Any chance to see further rotation of your portfolio in H1 2025? How is the M&A market at the moment? Are you still considering a disposal of Stahl?

Jérôme Michiels

executive
#25

While the M&A market, I think, has been a little bit shaken over the past few weeks because of the level of uncertainty and volatility. So I think everyone is waiting to see how the tariff war unwinds or how it will be implemented. But the fundamentals are still there in terms of the funding, the financing, and albeit the cash sitting at investors. If you look at IK, for instance, they have a very high level of dry powder and all companies have also very good levels of cash flow and low levels of leverage, which is a good -- which is conducive to the M&A market.

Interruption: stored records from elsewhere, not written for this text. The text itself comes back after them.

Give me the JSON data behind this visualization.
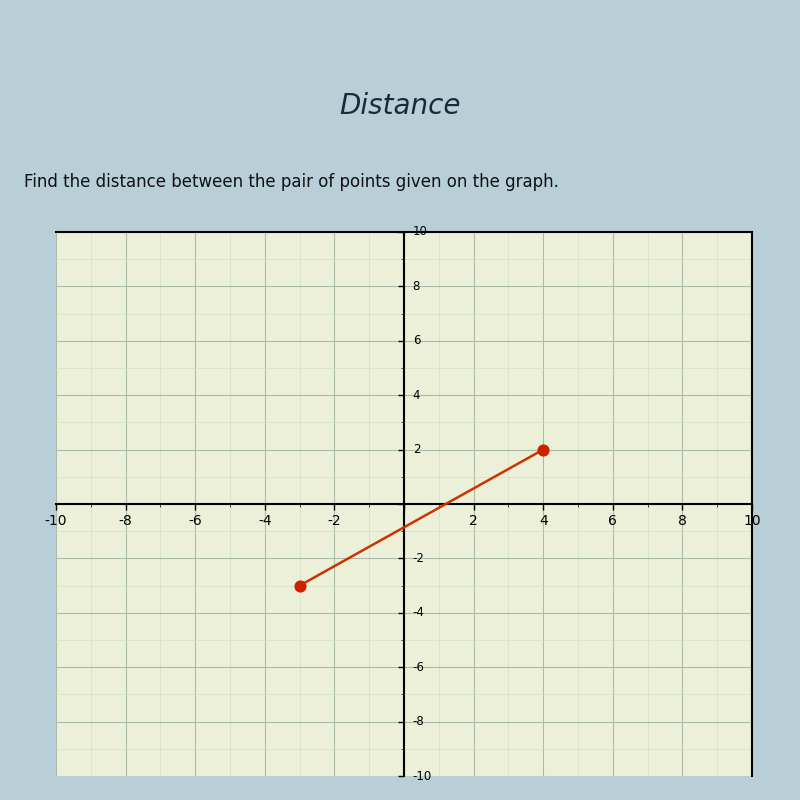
{
  "title": "Distance",
  "subtitle": "Find the distance between the pair of points given on the graph.",
  "point1": [
    -3,
    -3
  ],
  "point2": [
    4,
    2
  ],
  "point_color": "#cc2200",
  "line_color": "#cc3300",
  "xlim": [
    -10,
    10
  ],
  "ylim": [
    -10,
    10
  ],
  "major_ticks": [
    -10,
    -8,
    -6,
    -4,
    -2,
    0,
    2,
    4,
    6,
    8,
    10
  ],
  "grid_major_color": "#aabbaa",
  "grid_minor_color": "#ccddbb",
  "graph_bg": "#edf0d8",
  "header_bg": "#5ab5cc",
  "page_bg": "#b8cfd8",
  "top_strip_bg": "#c8cdd0",
  "title_color": "#1a2a3a",
  "subtitle_color": "#111111",
  "point_size": 60,
  "line_width": 1.8,
  "title_fontsize": 20,
  "subtitle_fontsize": 12
}
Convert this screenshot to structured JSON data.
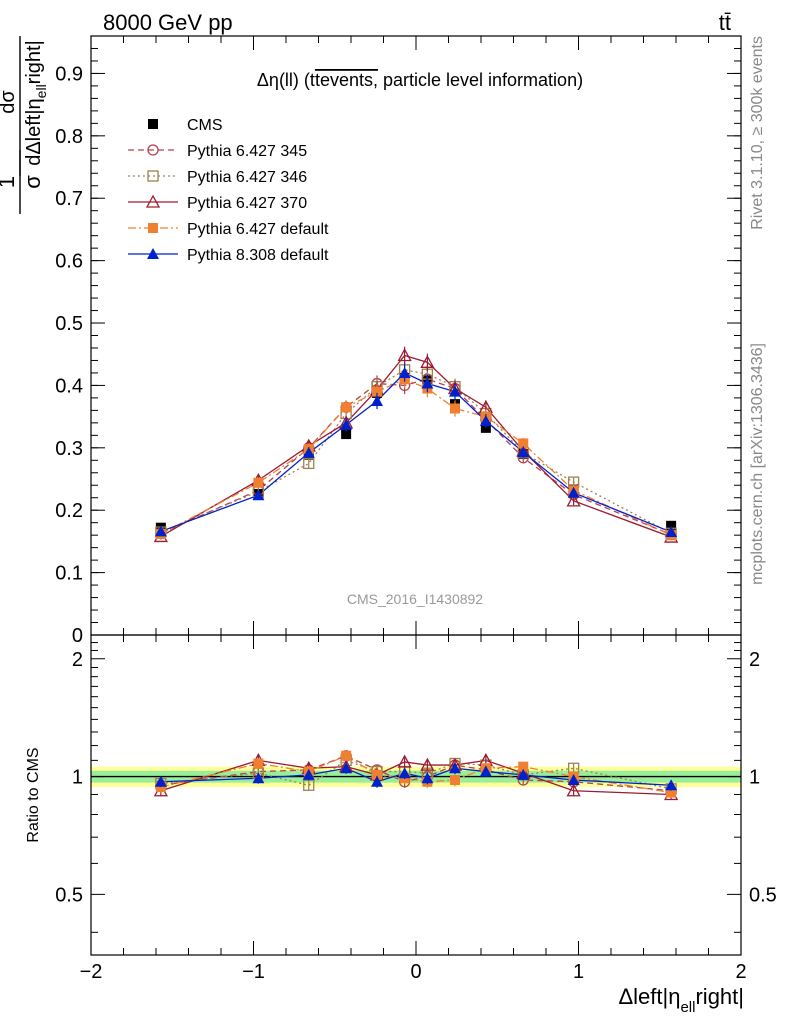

So while we don't have any plans to rotate any company, but we will -- we are constantly monitoring and we'll see, as I said, if we need to generate more liquidity from the principal investment side in due course, and we'll monitor the situation, but we have no specific plans right now.

Olivier Allot

executive
#26

Can we have an update on the Wendel Growth? How is it performing?

Jérôme Michiels

executive
#27

Well, the Wendel Growth is companies. We have 2 different legs. Here, we have the direct investments and the indirect investments. In terms of direct investment, we've recently invested in a follow-up round at one of our companies. The development in our portfolio is very good. Our companies are performing well. So we are quite happy about this. And in terms of our indirect exposure, which is fund investment in funds, we've seen little movement. It's fair to say that the level of liquidity has been pretty low and the level of new capital being called has also been lower than previous years. But it's, I think, reflecting the state of our portfolio that we've carefully constituted over the past few years. So we have been called for the most part and expect now that capital calls will slow down, whilst the distribution will gradually accelerate as the companies that are in the funds we've invested with will be sold or will list at some point. But I think the state of the IPO market is not excellent at this point in time, which results in low liquidity. It doesn't mean that the companies are not performing well because what we are seeing is that the performance is still good. But in terms of change there, we don't expect much neither on the capital call side nor on the distribution side.

Olivier Allot

executive
#28

Tarkett Participation raised its buyout offer price to EUR 17 per share. Will this transaction create liquidity for Wendel or will its position move to an unlisted holding?

Jérôme Michiels

executive
#29

The latter. This will result in Tarkett being delisted, but Wendel will not get any liquidity from that. It's just that the people who are still shareholders of Tarkett are going to be bought out for EUR 17 per share, resulting in the company being 100% private.

Olivier Allot

executive
#30

Can you remind us what is the maximum earn-out for Monroe and based on what targets?

Benoit Drillaud

executive
#31

The maximum earnout for Monroe is $255 million, and it's based on the achievement of the business plan in 2027.

Olivier Allot

executive
#32

Thank you. The very last question. In the press release, you say that IK concluded 2 disposals. Can you disclose the IRR generated?

Jérôme Michiels

executive
#33

No, but the IRRs were good, but I can't disclose them individually.

Olivier Allot

executive
#34

Thank you. We have no more questions on the web. Operator, do you have a question by phone?

Operator

operator
#35

There are no further questions from the phone lines.

Jérôme Michiels

executive
#36

Thank you very much. This concludes our trading update. Thank you very much. And we -- our next event is our AGM on May 15 and then our H1 results that we will publish on the 30th of July. Thank you very much.